Cox is also very open to partnering with any major wireless operator in the U.S., Williams added. What it learned from its limited 3G network buildout was that the economics around doing it from scratch are challenging and time to market is a huge concern. 4G came faster than Cox expected, Williams said, and building out 3G also took a lot longer than the cable company anticipated.

"Be thoughtful -- it's not cheap, it's not easy and it takes a long time," Williams said, offering advice for other companies like LightSquared and Clearwire LLC (Nasdaq: CLWR) that are building wireless from the ground up.

As Cox mulls its 4G strategy, Williams said it will also pursue Wi-Fi as a strategy for offload and cost savings, since it pays Sprint per megabyte. The MSO is currently testing a Wi-Fi offload approach in which it equips customers with a access gateway for Wi-Fi offload in the home.

— Sarah Reedy, Senior Reporter, Light Reading Mobile

joset01 12/5/2012 | 5:01:35 PM
re: Cox: We're Not Selling Our Spectrum

So, already working with Sprint, has spectrum, has cash...


 


Anyone wondering if Comcast will rent spectrum to Sprint and piggy-back an MVNO LTE service on the multi-modal network that's coming, oh, sometime soon.

joset01 12/5/2012 | 5:01:34 PM
re: Cox: We're Not Selling Our Spectrum

So, already working with Sprint, has spectrum, has cash...


 


Anyone wondering if Comcast will rent spectrum to Sprint and piggy-back an MVNO LTE service on the multi-modal network that's coming, oh, sometime soon.
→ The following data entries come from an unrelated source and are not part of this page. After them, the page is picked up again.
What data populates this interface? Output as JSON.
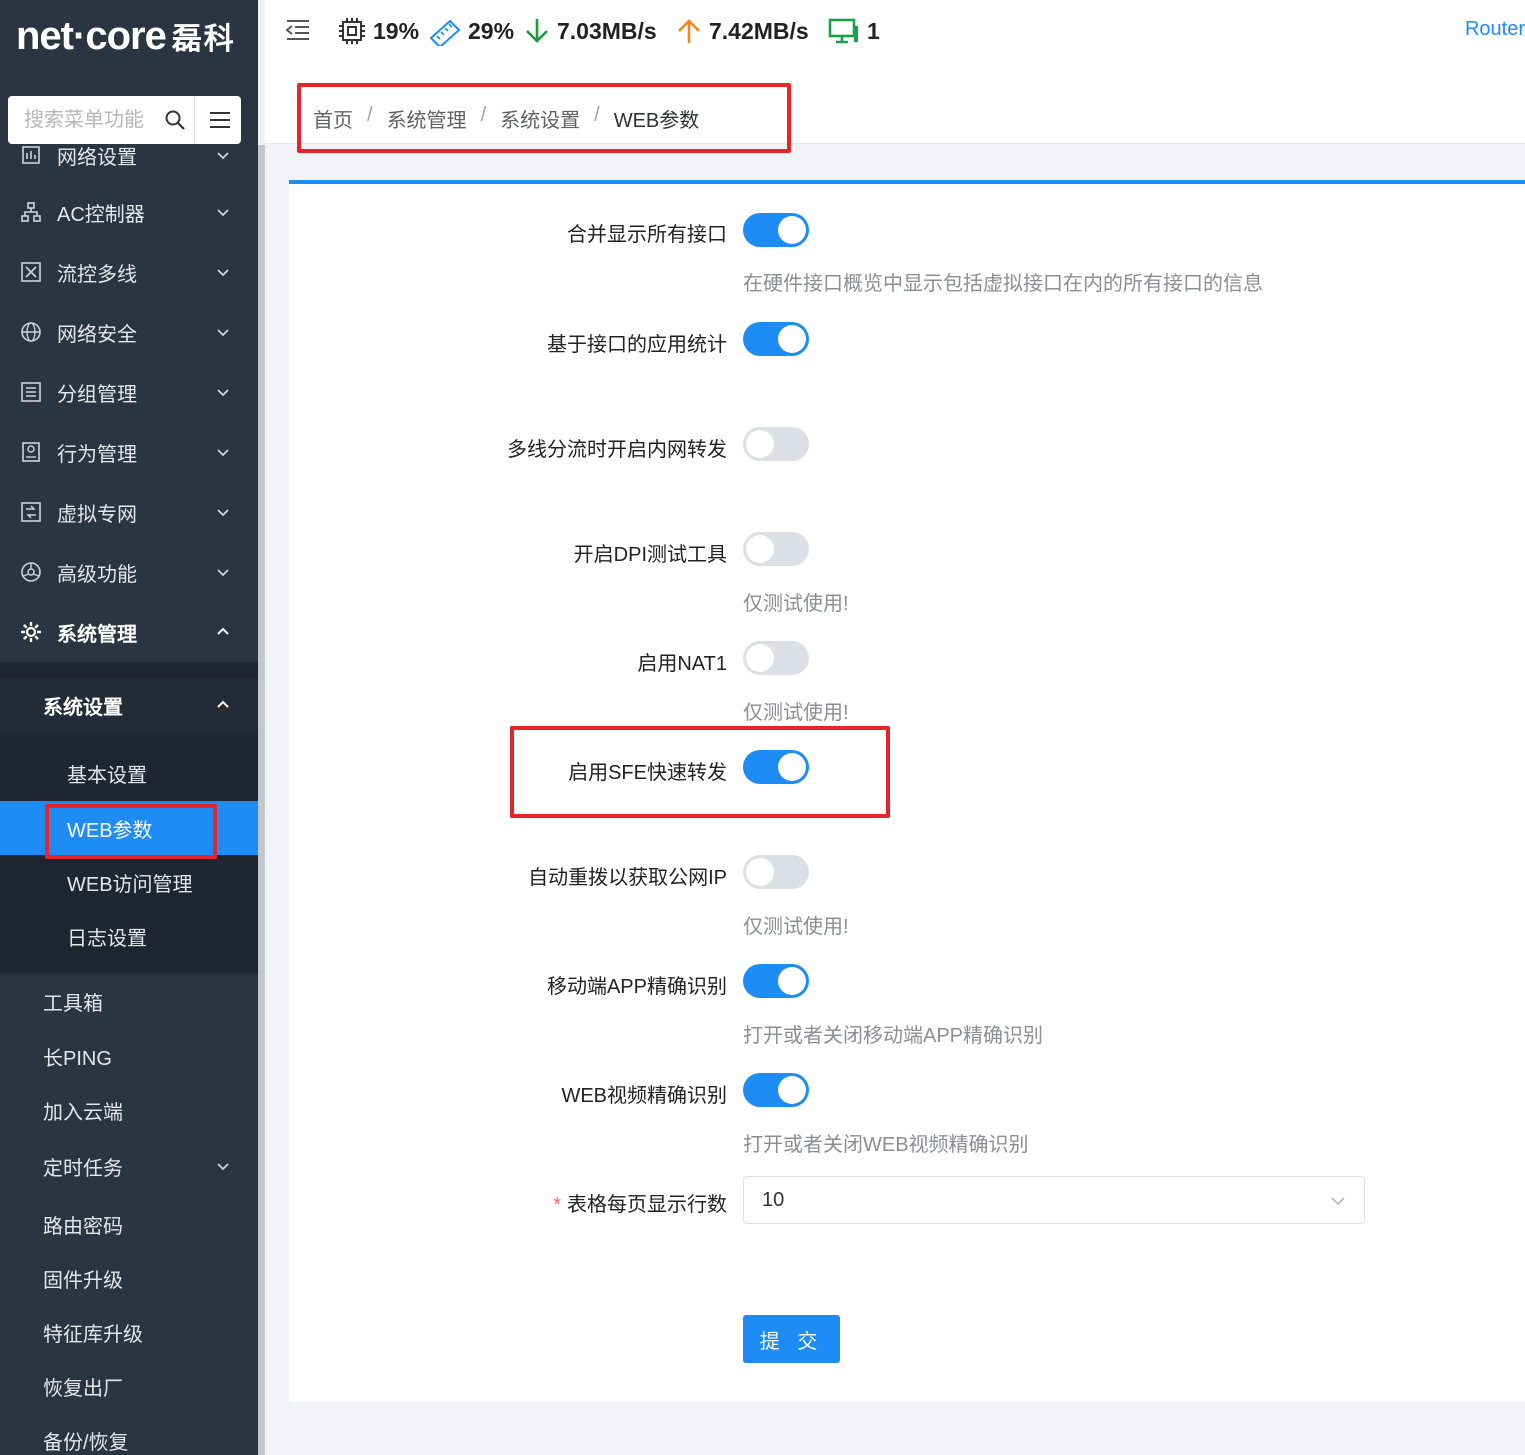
{
  "brand": {
    "logo_text": "net·core",
    "logo_cn": "磊科"
  },
  "search": {
    "placeholder": "搜索菜单功能"
  },
  "header": {
    "cpu": "19%",
    "memory": "29%",
    "download": "7.03MB/s",
    "upload": "7.42MB/s",
    "clients": "1",
    "router_link": "Router",
    "colors": {
      "down": "#1a9a3a",
      "up": "#f08a1c",
      "client": "#18a34a"
    }
  },
  "breadcrumb": [
    "首页",
    "系统管理",
    "系统设置",
    "WEB参数"
  ],
  "sidebar": {
    "items": [
      {
        "label": "网络设置",
        "icon": "network-icon"
      },
      {
        "label": "AC控制器",
        "icon": "topology-icon"
      },
      {
        "label": "流控多线",
        "icon": "flow-icon"
      },
      {
        "label": "网络安全",
        "icon": "globe-icon"
      },
      {
        "label": "分组管理",
        "icon": "list-icon"
      },
      {
        "label": "行为管理",
        "icon": "behavior-icon"
      },
      {
        "label": "虚拟专网",
        "icon": "vpn-icon"
      },
      {
        "label": "高级功能",
        "icon": "advanced-icon"
      },
      {
        "label": "系统管理",
        "icon": "gear-icon"
      }
    ],
    "sub_header": "系统设置",
    "sub_items": [
      "基本设置",
      "WEB参数",
      "WEB访问管理",
      "日志设置"
    ],
    "tools": [
      "工具箱",
      "长PING",
      "加入云端",
      "定时任务",
      "路由密码",
      "固件升级",
      "特征库升级",
      "恢复出厂",
      "备份/恢复"
    ]
  },
  "form": {
    "rows": [
      {
        "label": "合并显示所有接口",
        "on": true,
        "hint": "在硬件接口概览中显示包括虚拟接口在内的所有接口的信息"
      },
      {
        "label": "基于接口的应用统计",
        "on": true,
        "hint": ""
      },
      {
        "label": "多线分流时开启内网转发",
        "on": false,
        "hint": ""
      },
      {
        "label": "开启DPI测试工具",
        "on": false,
        "hint": "仅测试使用!"
      },
      {
        "label": "启用NAT1",
        "on": false,
        "hint": "仅测试使用!"
      },
      {
        "label": "启用SFE快速转发",
        "on": true,
        "hint": ""
      },
      {
        "label": "自动重拨以获取公网IP",
        "on": false,
        "hint": "仅测试使用!"
      },
      {
        "label": "移动端APP精确识别",
        "on": true,
        "hint": "打开或者关闭移动端APP精确识别"
      },
      {
        "label": "WEB视频精确识别",
        "on": true,
        "hint": "打开或者关闭WEB视频精确识别"
      }
    ],
    "rows_per_page_label": "表格每页显示行数",
    "rows_per_page_value": "10",
    "required_mark": "*",
    "submit_label": "提 交"
  },
  "accent_color": "#1e8cf5",
  "highlight_color": "#e8242b"
}
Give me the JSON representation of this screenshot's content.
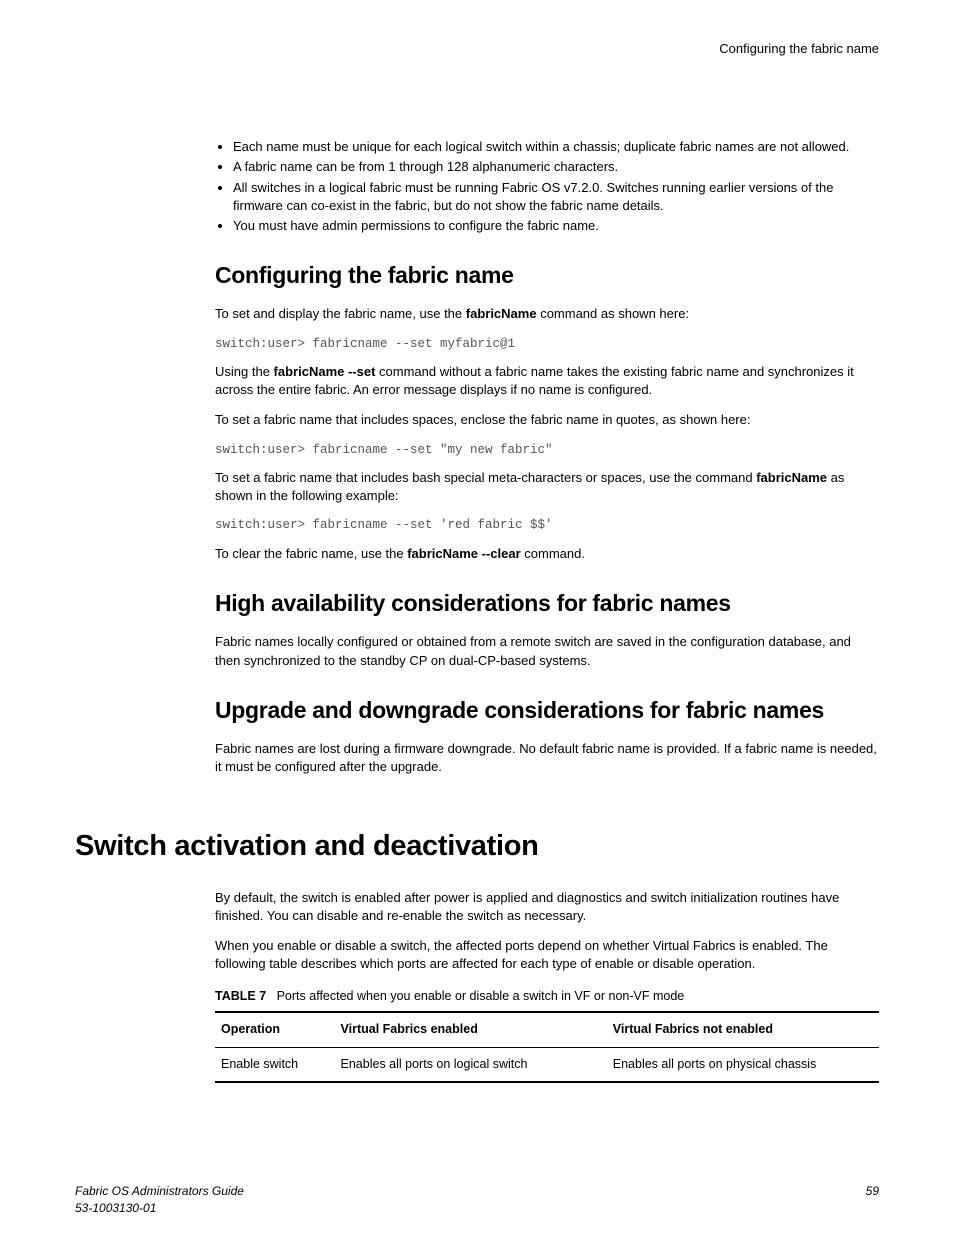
{
  "header": {
    "title": "Configuring the fabric name"
  },
  "bullets": {
    "b1": "Each name must be unique for each logical switch within a chassis; duplicate fabric names are not allowed.",
    "b2": "A fabric name can be from 1 through 128 alphanumeric characters.",
    "b3": "All switches in a logical fabric must be running Fabric OS v7.2.0. Switches running earlier versions of the firmware can co-exist in the fabric, but do not show the fabric name details.",
    "b4": "You must have admin permissions to configure the fabric name."
  },
  "s1": {
    "title": "Configuring the fabric name",
    "p1a": "To set and display the fabric name, use the ",
    "p1b": "fabricName",
    "p1c": " command as shown here:",
    "code1": "switch:user> fabricname --set myfabric@1",
    "p2a": "Using the ",
    "p2b": "fabricName --set",
    "p2c": " command without a fabric name takes the existing fabric name and synchronizes it across the entire fabric. An error message displays if no name is configured.",
    "p3": "To set a fabric name that includes spaces, enclose the fabric name in quotes, as shown here:",
    "code2": "switch:user> fabricname --set \"my new fabric\"",
    "p4a": "To set a fabric name that includes bash special meta-characters or spaces, use the command ",
    "p4b": "fabricName",
    "p4c": " as shown in the following example:",
    "code3": "switch:user> fabricname --set 'red fabric $$'",
    "p5a": "To clear the fabric name, use the ",
    "p5b": "fabricName --clear",
    "p5c": " command."
  },
  "s2": {
    "title": "High availability considerations for fabric names",
    "p1": "Fabric names locally configured or obtained from a remote switch are saved in the configuration database, and then synchronized to the standby CP on dual-CP-based systems."
  },
  "s3": {
    "title": "Upgrade and downgrade considerations for fabric names",
    "p1": "Fabric names are lost during a firmware downgrade. No default fabric name is provided. If a fabric name is needed, it must be configured after the upgrade."
  },
  "s4": {
    "title": "Switch activation and deactivation",
    "p1": "By default, the switch is enabled after power is applied and diagnostics and switch initialization routines have finished. You can disable and re-enable the switch as necessary.",
    "p2": "When you enable or disable a switch, the affected ports depend on whether Virtual Fabrics is enabled. The following table describes which ports are affected for each type of enable or disable operation.",
    "tcap_label": "TABLE 7",
    "tcap_text": "Ports affected when you enable or disable a switch in VF or non-VF mode"
  },
  "chart_data": {
    "type": "table",
    "columns": [
      "Operation",
      "Virtual Fabrics enabled",
      "Virtual Fabrics not enabled"
    ],
    "rows": [
      [
        "Enable switch",
        "Enables all ports on logical switch",
        "Enables all ports on physical chassis"
      ]
    ]
  },
  "footer": {
    "line1": "Fabric OS Administrators Guide",
    "line2": "53-1003130-01",
    "page": "59"
  }
}
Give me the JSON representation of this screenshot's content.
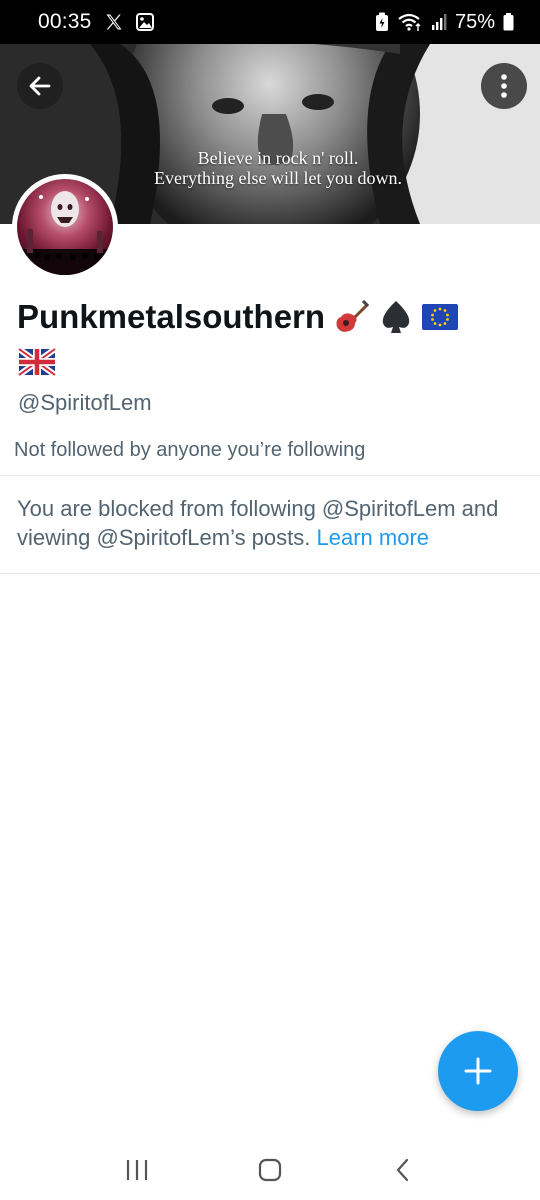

sarahthomas1011 12/5/2012 | 5:01:33 PM
re: Cox: We're Not Selling Our Spectrum

In our interview, Williams mentioned spectrum hosting as a potential route several times. It makes a lot of sense given their relationship to Sprint, and Sprint's inevitable move to LTE.

bergea 12/5/2012 | 5:00:59 PM
re: Cox: We're Not Selling Our Spectrum

Now that Cox has discontinued its 3G network buildout plans to resell Sprint’s 3G CDMA mobile services, a spectrum hosting deal with Sprint may be the best way to advance its 4G strategy and recoup its $550 million investment in AWS and 700MHz spectrum.  The question is whether to strike a deal directly with Sprint or negotiate with LightSquared or Clearwire.  As a leading cableco, both AT&T and Verizon are natural enemies for Cox, but other potential LTE partners include Leap or Metro PCS.  Cox should cosnider investing in Wi-Fi for 3G offload and may also want to divest its existing wireless network infrastructure and customer service centers,  Huawei will have a strong interest in the future owner of the "LTE-ready" SingleRAN base stations deployed by Cox as it tries to expand its presence in the US market.